No. No company would ever do it if that was the case.
It does raise the cost per well. But it produces so much more oil, the cost per barrel is less.
. It is not that there is more oil there when you frac it.... it is just that you can drill and recover oil where we used to couldnt.
Far more oil is produced by hydraulic fracturing the well.
t is just that you can drill and recover oil where we used to couldnt.
Correct, the same well would have the oil too expensive to produce without hydraulic fracturing. Too little oil would flow to economically recover the cost drill.
They may spend up to 5 times more to hydraulic fracture the well, but produce 50 times the amount of oil (could be greatly more or less).

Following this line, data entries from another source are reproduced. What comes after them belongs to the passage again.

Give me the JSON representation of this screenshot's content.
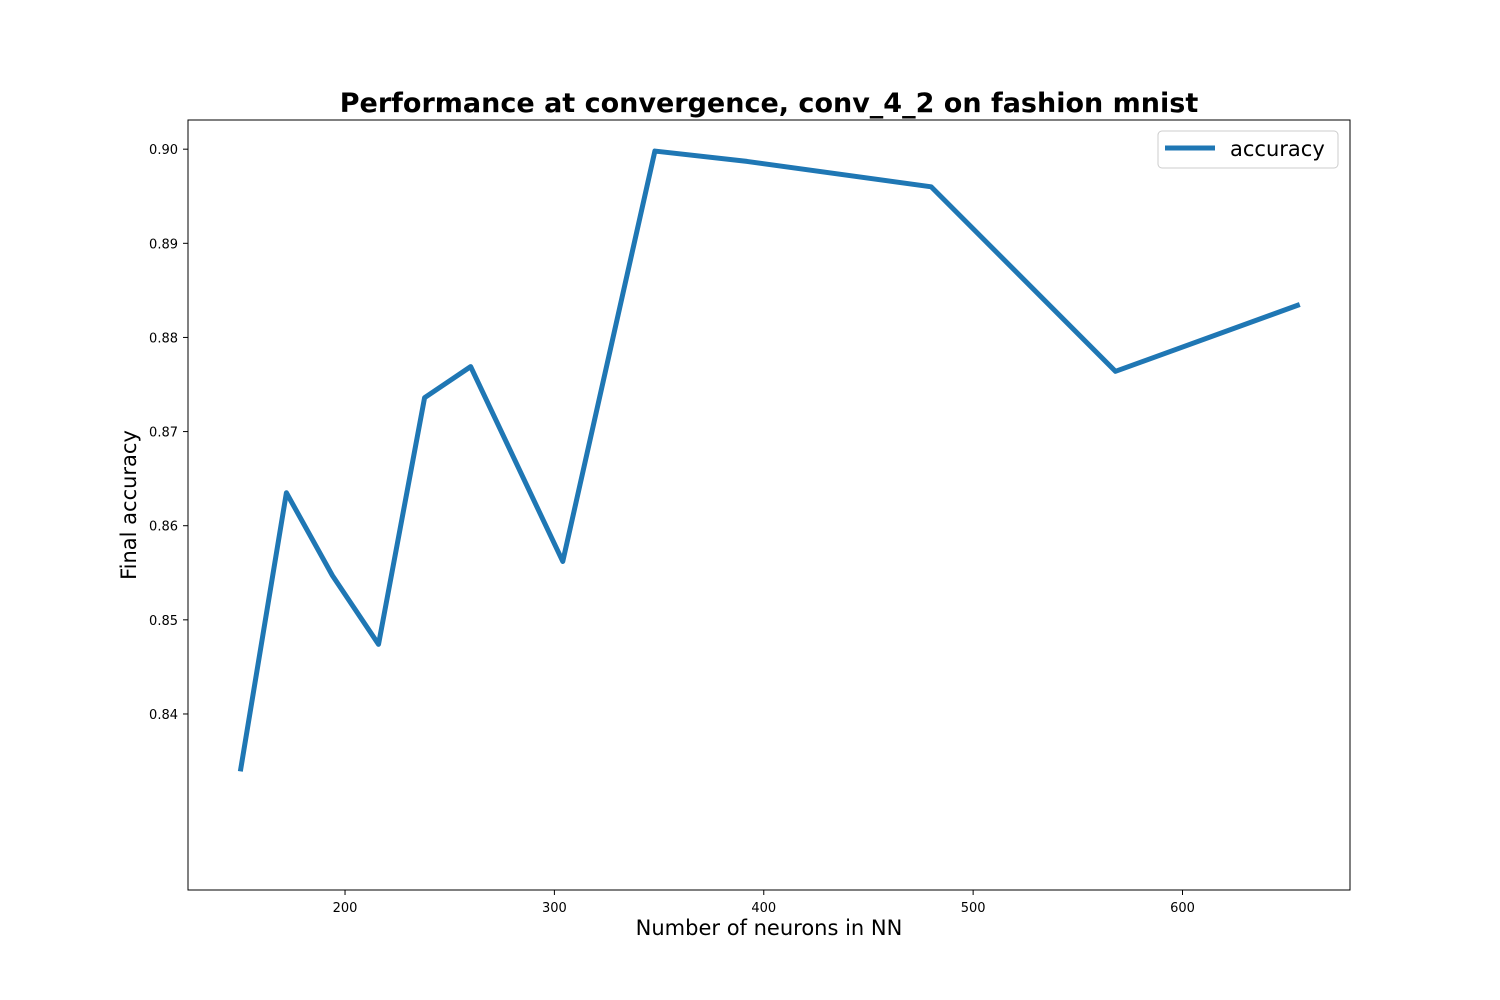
{
  "chart_data": {
    "type": "line",
    "title": "Performance at convergence, conv_4_2 on fashion mnist",
    "xlabel": "Number of neurons in NN",
    "ylabel": "Final accuracy",
    "xlim": [
      125,
      680
    ],
    "ylim": [
      0.8213,
      0.9031
    ],
    "xticks": [
      200,
      300,
      400,
      500,
      600
    ],
    "xtick_labels": [
      "200",
      "300",
      "400",
      "500",
      "600"
    ],
    "yticks": [
      0.84,
      0.85,
      0.86,
      0.87,
      0.88,
      0.89,
      0.9
    ],
    "ytick_labels": [
      "0.84",
      "0.85",
      "0.86",
      "0.87",
      "0.88",
      "0.89",
      "0.90"
    ],
    "grid": false,
    "legend_position": "upper right",
    "series": [
      {
        "name": "accuracy",
        "color": "#1f77b4",
        "x": [
          150,
          172,
          194,
          216,
          238,
          260,
          304,
          348,
          392,
          480,
          568,
          656
        ],
        "y": [
          0.8339,
          0.8635,
          0.8547,
          0.8474,
          0.8736,
          0.8769,
          0.8562,
          0.8998,
          0.8987,
          0.896,
          0.8764,
          0.8835
        ]
      }
    ]
  }
}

In the old days they would frac a traditional, vertical well to increase production. It was an enhancement when you fracked a 30 or 40 foot sand payzone. And, if you remember, sometimes those wells were fracked with nitrogen instead of water. But, you're right that would increase the production on those wells. Shale drilling is different. There is no production from shale without fracking. Used to shale was just a tight formation that couldn't be produced. Today the horizontal drilling through that formation combined with fracking allows oil and gas to be produced. But the reserves aren't necessarily greater than the reserves on a traditional well.
At the end of the day, that's what you're talking about. Reserves, cost to drill, cost to produce.... and what you have to sell it for to be profitable.